While carbon credits remain a vital tool, investing directly in capture tech or natural sinks can offer a more hands-on approach to cutting emissions at the source.

More Information

https://corporatesolutions.swissre.com/about-us/sustainability/first-of-its-kind-insurance-for-carbon-credit.html

https://www.woodlandcarboncode.org.uk/registry-rules-use

https://post.parliament.uk/research-briefings/post-pn-0713

https://www.deloitte.com/uk/en/Industries/financial-services/blogs/navigating-challenges-within-the-voluntary-carbon-market.html

https://www.eco-business.com/events/life-cycle-of-a-carbon-credit

https://decarbonfuse.com/posts/carbon-credit-retirements-hit-all-time-high-quality-drives-market-evolution

https://www.londonstockexchange.com/raise-finance/sustainable-finance/voluntary-carbon-market

https://www.netregs.org.uk/environmental-topics/carbon-reduction-and-efficiency/cutting-your-carbon-emissions/purchasing-carbon-offsets

Frequently Asked Questions

What is a carbon credit?

A carbon credit represents the right to emit one metric ton of CO₂ equivalent (CO₂e). 

How does buying carbon credits help the environment?

When buying carbon credits you’re either funding the removal of carbon (e.g. through carbon-absorbing tech), the avoidance of carbon (e.g. the investment into renewables instead of fossil fuels), or the reduction of carbon (e.g. optimising heating systems). Lowering carbon emissions mitigates global warming; helping save the planet from climate change.
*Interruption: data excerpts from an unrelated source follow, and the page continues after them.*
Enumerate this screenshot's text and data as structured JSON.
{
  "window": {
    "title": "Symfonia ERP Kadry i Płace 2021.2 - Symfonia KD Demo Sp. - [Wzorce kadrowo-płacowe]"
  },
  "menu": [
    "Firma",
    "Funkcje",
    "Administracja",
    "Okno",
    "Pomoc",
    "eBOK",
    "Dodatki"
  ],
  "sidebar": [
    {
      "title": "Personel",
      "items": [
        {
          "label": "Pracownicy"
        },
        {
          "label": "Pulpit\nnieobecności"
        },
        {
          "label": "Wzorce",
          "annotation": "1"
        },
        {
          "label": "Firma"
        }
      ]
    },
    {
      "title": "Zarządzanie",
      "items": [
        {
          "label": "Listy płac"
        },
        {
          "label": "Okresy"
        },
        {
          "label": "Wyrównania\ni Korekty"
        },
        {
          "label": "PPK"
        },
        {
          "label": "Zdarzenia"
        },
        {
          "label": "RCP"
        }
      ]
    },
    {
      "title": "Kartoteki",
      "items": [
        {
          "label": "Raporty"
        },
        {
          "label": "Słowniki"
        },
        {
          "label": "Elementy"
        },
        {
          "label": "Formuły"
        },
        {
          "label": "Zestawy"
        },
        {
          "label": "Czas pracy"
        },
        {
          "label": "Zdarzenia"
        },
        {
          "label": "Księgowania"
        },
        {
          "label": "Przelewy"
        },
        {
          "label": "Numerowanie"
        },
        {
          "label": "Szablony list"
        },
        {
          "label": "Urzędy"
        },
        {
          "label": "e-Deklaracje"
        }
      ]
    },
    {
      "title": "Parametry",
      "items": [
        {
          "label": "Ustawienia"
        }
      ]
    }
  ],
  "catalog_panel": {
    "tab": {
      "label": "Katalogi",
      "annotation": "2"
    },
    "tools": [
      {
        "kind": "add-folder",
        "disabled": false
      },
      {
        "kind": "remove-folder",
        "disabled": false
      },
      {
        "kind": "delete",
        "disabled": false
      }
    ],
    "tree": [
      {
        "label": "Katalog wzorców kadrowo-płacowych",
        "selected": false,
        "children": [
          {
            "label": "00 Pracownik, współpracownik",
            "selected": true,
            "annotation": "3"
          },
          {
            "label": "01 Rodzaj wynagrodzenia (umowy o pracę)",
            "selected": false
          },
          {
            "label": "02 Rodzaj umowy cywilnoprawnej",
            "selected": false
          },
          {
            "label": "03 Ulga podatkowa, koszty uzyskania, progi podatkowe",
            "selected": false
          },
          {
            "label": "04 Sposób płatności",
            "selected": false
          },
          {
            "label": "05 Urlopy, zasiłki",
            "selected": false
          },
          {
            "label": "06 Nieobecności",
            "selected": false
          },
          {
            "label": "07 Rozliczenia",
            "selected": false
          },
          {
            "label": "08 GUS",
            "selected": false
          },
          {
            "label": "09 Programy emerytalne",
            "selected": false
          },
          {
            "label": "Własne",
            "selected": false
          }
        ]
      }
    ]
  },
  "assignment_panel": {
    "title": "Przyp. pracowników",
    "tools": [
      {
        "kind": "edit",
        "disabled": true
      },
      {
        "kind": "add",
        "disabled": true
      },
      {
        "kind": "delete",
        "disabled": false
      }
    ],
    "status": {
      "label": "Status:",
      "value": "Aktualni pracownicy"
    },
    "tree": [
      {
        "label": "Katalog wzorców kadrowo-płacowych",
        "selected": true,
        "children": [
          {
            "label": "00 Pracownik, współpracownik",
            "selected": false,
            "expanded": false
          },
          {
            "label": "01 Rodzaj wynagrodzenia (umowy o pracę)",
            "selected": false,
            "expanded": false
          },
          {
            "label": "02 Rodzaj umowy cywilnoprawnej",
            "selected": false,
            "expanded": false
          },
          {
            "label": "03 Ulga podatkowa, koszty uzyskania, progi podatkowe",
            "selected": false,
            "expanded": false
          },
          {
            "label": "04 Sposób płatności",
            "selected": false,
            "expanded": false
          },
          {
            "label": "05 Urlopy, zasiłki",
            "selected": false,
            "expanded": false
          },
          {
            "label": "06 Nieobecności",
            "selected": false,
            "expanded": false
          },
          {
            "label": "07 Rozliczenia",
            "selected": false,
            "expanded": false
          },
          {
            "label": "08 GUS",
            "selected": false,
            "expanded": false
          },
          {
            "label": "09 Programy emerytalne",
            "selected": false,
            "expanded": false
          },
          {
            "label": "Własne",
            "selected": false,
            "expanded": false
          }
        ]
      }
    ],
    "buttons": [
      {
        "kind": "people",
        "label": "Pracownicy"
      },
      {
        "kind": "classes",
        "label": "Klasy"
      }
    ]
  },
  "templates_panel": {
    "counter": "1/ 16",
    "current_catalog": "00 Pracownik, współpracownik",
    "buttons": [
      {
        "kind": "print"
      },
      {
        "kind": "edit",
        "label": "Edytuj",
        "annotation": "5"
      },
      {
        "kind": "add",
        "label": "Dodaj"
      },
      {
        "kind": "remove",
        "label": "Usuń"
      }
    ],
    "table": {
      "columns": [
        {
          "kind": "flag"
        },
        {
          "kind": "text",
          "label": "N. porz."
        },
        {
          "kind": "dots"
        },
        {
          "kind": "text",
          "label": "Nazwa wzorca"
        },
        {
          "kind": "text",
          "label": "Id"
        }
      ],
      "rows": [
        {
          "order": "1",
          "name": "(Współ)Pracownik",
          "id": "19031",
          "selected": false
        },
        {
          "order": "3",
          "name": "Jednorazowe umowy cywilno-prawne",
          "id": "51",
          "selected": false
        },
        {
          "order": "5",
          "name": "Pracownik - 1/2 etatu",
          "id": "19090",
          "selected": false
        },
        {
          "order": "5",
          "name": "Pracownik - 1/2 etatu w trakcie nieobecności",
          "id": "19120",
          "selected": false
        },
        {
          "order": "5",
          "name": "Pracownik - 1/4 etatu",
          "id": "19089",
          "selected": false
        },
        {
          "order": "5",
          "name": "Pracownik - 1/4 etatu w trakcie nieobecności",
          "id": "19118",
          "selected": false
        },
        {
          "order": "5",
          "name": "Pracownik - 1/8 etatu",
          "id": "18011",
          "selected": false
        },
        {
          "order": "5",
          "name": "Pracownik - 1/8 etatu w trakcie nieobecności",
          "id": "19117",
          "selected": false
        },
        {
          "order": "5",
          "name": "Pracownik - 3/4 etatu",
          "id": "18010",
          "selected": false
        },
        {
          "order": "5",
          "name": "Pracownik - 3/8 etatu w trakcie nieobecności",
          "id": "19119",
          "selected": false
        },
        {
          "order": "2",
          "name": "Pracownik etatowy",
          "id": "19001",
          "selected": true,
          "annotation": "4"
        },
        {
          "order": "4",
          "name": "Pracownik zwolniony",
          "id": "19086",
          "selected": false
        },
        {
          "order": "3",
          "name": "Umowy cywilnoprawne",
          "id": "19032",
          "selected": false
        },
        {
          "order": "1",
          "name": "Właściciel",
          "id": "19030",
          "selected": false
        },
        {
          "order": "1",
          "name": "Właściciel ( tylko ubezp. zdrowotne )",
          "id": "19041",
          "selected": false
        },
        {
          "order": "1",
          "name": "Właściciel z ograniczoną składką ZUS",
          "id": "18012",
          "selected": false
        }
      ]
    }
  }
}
How much does one carbon credit cost?

Prices vary based on the type of credit (cheaper if nature-based) and location (cheaper in developing countries). Beyond this, those with co-benefits like supporting communities will charge higher premiums. If buying in bulk, discounts tend to be afforded.

How do I know if a credit is legitimate?

Look for the credit’s registry listing or public retirement accounts with credible standards like the UK Woodland Carbon Code or Verra.